Ты любил меня за мои слабости (Харпер) - страница 5

 От рассматривания Канье меня отвлекают крики, и, оглянувшись, я вижу родителей, которые несутся ко мне по взлётно-посадочной полосе, не слушая охранников, которые требуют, чтобы они остановились. Мама бросает свою сумочку, и все вещи высыпаются из неё, однако она не замедляется, чтобы их подобрать.

Пока я наблюдаю за родителями, время ненадолго замедляется. Короткие тёмные волосы моей мамы развеваются на ветру, из её глаз текут слёзы. Я вижу, как одна из слезинок падает на её красную рубашку и остаётся там. Одинокая слезинка, слезинка для меня.

Щёки отца надуваются от тяжёлого дыхания, вены на его руках вздуваются, пока он бежит.

Наклоняю голову набок. Они бегут, чтобы обнять меня? Утешить? Как скоро они поймут, что их Эмили больше нет? Как скоро они узнают, насколько я отвратительна? Тогда я потеряю их, снова.

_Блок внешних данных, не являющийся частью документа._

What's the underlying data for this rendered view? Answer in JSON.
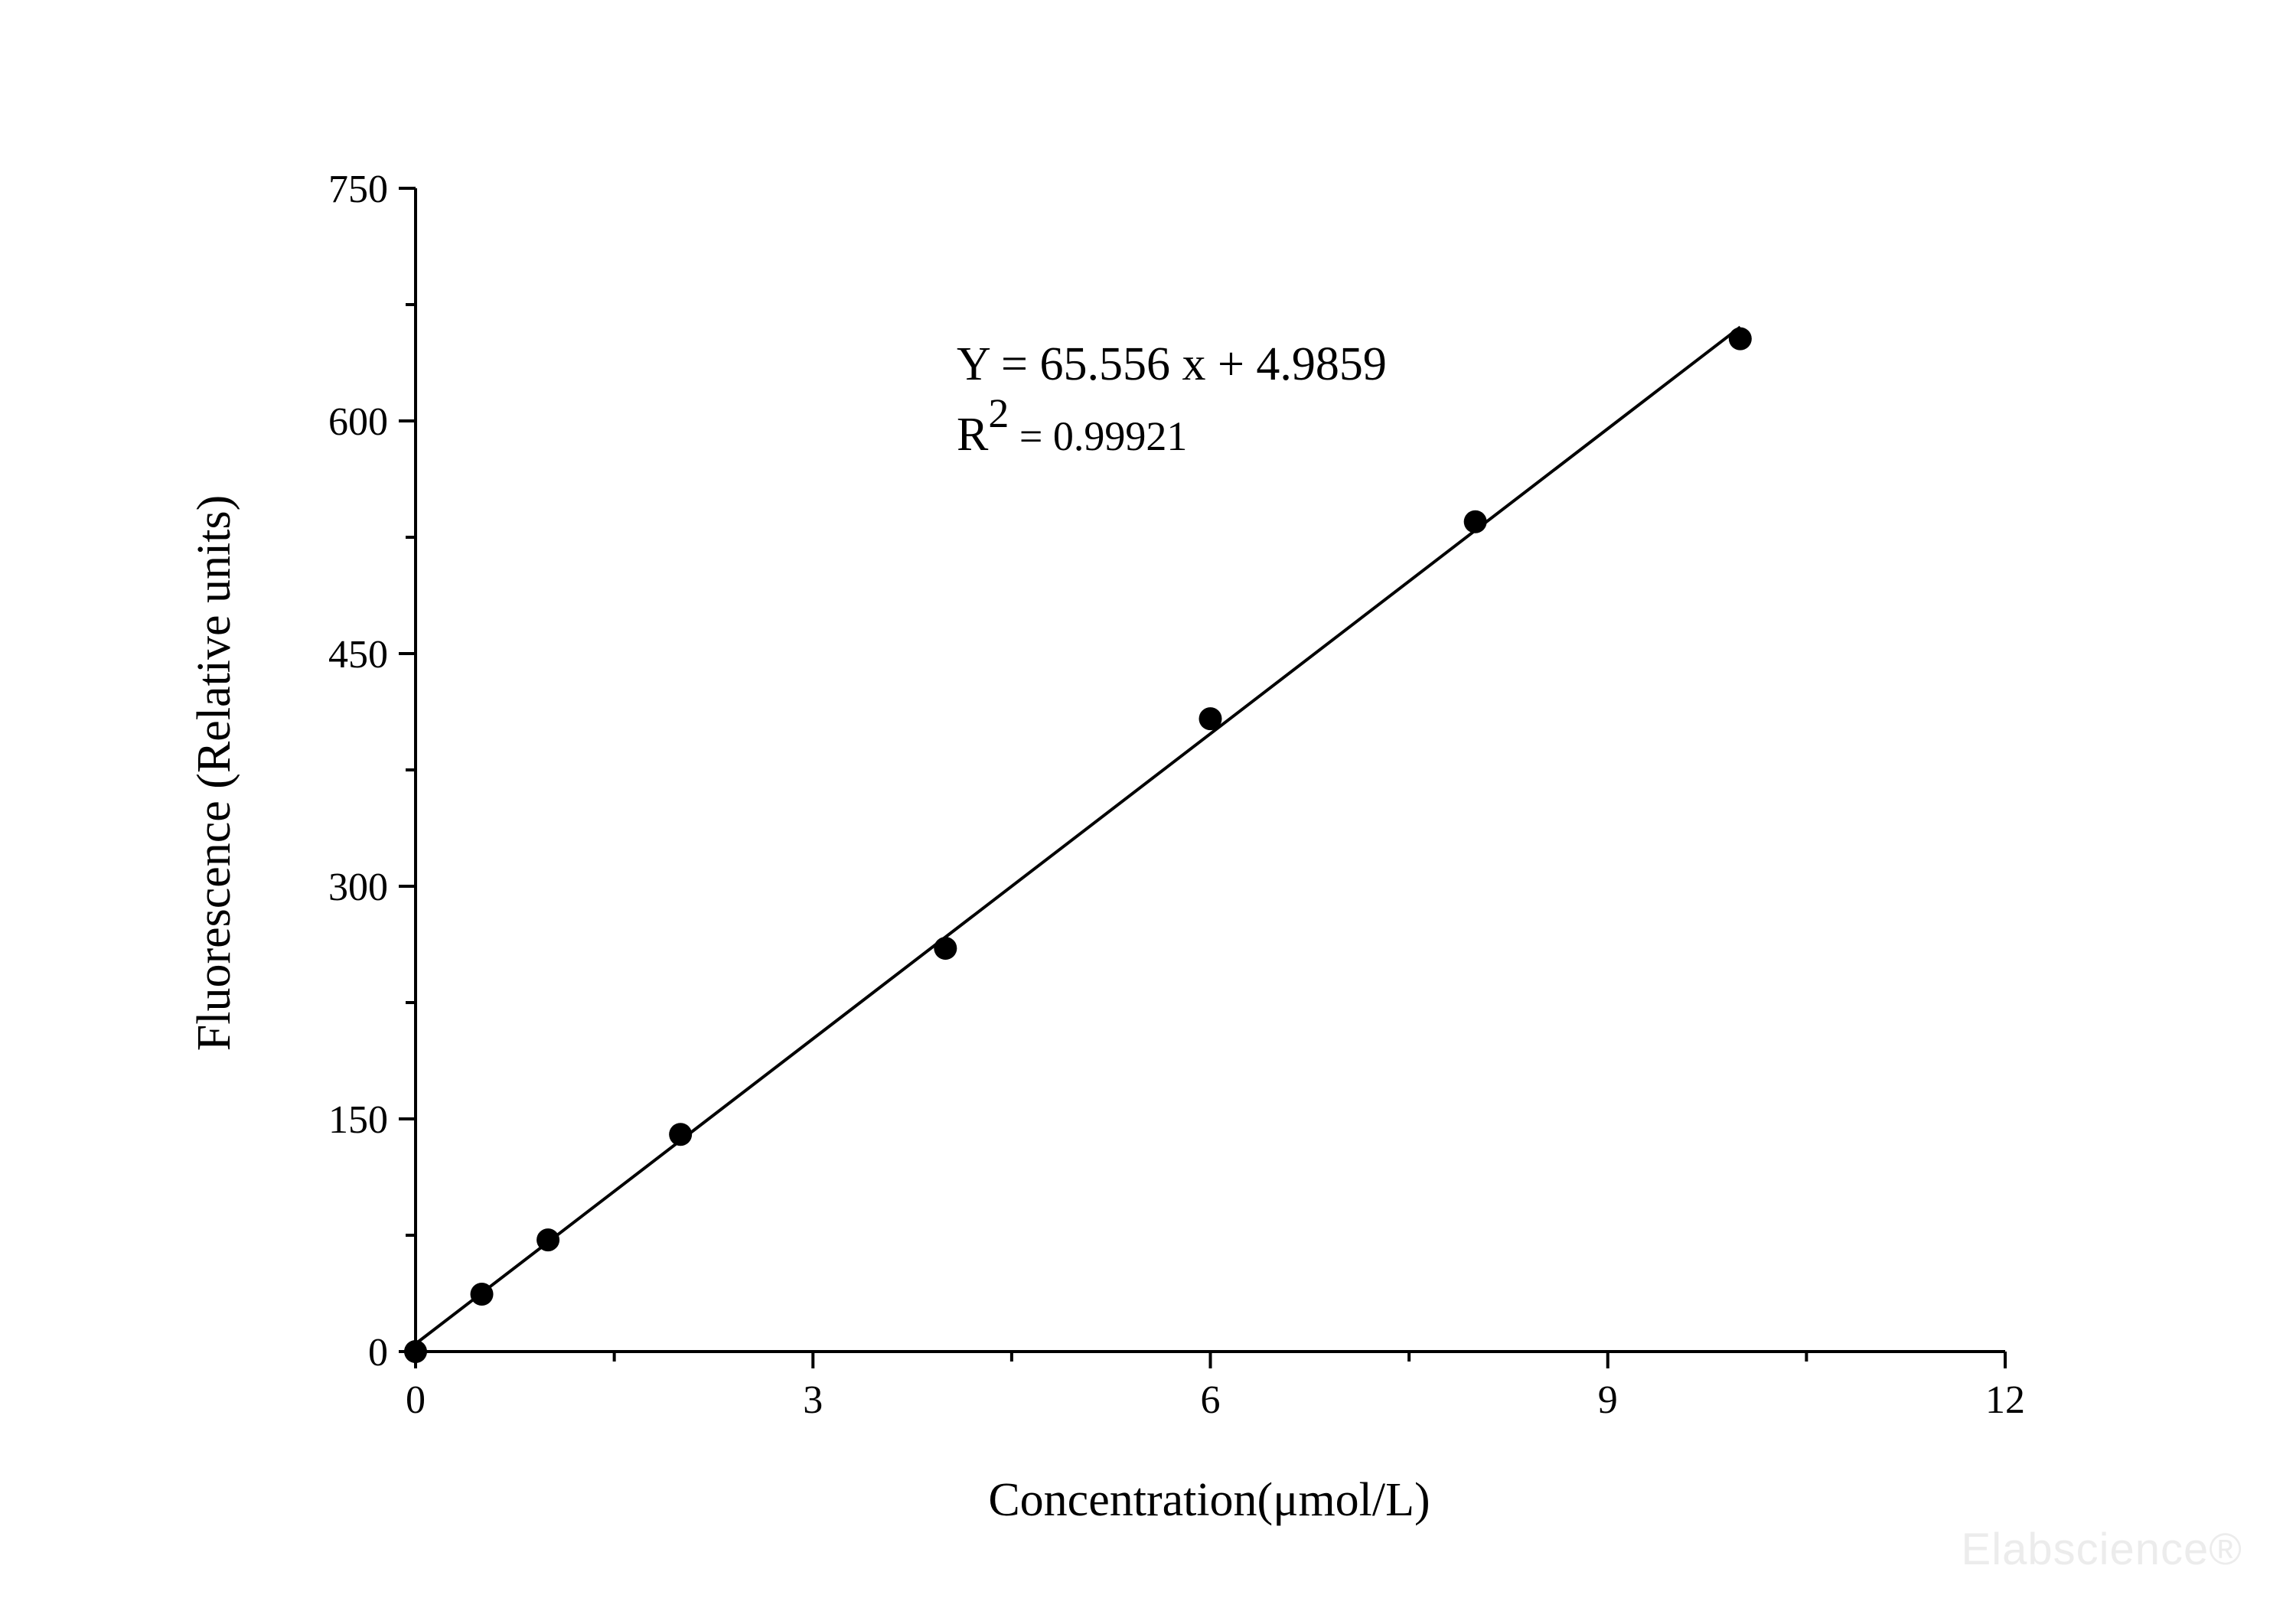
{
  "chart_data": {
    "type": "scatter",
    "xlabel": "Concentration(μmol/L)",
    "ylabel": "Fluorescence (Relative units)",
    "xlim": [
      0,
      12
    ],
    "ylim": [
      0,
      750
    ],
    "x_ticks": [
      0,
      3,
      6,
      9,
      12
    ],
    "y_ticks": [
      0,
      150,
      300,
      450,
      600,
      750
    ],
    "x_tick_labels": [
      "0",
      "3",
      "6",
      "9",
      "12"
    ],
    "y_tick_labels": [
      "0",
      "150",
      "300",
      "450",
      "600",
      "750"
    ],
    "grid": false,
    "series": [
      {
        "x": [
          0,
          0.5,
          1,
          2,
          4,
          6,
          8,
          10
        ],
        "y": [
          0,
          37,
          72,
          140,
          260,
          408,
          535,
          653
        ]
      }
    ],
    "fit": {
      "slope": 65.556,
      "intercept": 4.9859,
      "x_range": [
        0,
        10
      ]
    },
    "annotations": {
      "equation": "Y = 65.556 x + 4.9859",
      "r2_prefix": "R",
      "r2_sup": "2",
      "r2_value": " = 0.99921"
    },
    "colors": {
      "axis": "#000000",
      "marker": "#000000",
      "fit_line": "#000000"
    }
  },
  "watermark": "Elabscience®"
}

Я боюсь того, какими будут их прикосновения. Лёгкими, любящими, прощающими всё.

Уф!

Родители врезаются в меня, и время снова ускоряется, бросая меня в суровую жизнь.

Папа поднимает меня на руки, обхватив руками, и плачет в мою шею, а мама обнимает меня сзади. Я чувствую, как её слёзы пропитывают мою рубашку. Мне страшно. В груди возникает ощущение тяжести, сердце словно увеличивается. Оно расширяется, и лёд, покрывающий его, начинает трескаться, разламываясь на небольшие кусочки.

Всхлипы мамы превращаются в крики, и от этого с моего сердца отпадают последние осколки льда. Теперь оно беззащитно, теперь я чувствую всё. Боль, страдание, муку, облегчение, любовь. Я чувствую всё это, и ощущений слишком много, но остановить их нельзя.

Моя грудь начинает вздыматься, но рот не хочет открываться и выпускать на волю крики, раздирающие мои губы и требующие того, чтобы им позволили вырваться наружу. Свобода… у них никогда не было свободы. Не было кого-то, кого бы они волновали, не было кого-то, кто мог бы избавить меня от испытываемой боли.

Это происходит. Моё тело тает в объятьях папы, зрение становится размытым, в глазах жжёт. Я медленно приоткрываю рот, и вот они. Крики. Их так долго игнорировали. Но они мои. Они выражают мою боль, мою муку, моё облегчение.

Папа вздрагивает, услышав мучительные звуки, вырывающиеся из моего горла, а мама отстраняется и шёпотом повторяет моё имя.

Руки обхватывают меня со спины, и я знаю, чьи они. Это руки человека, который отправит меня через край. Канье.

Я окунаюсь в его объятья, в его тепло, в его сильные руки, и мы вместе падаем на землю. Он держит меня под коленями, а я утыкаюсь лицом в его шею.

— Прости. Прости. Прости, — повторяет Канье шёпотом, всё ещё удерживая меня в объятьях.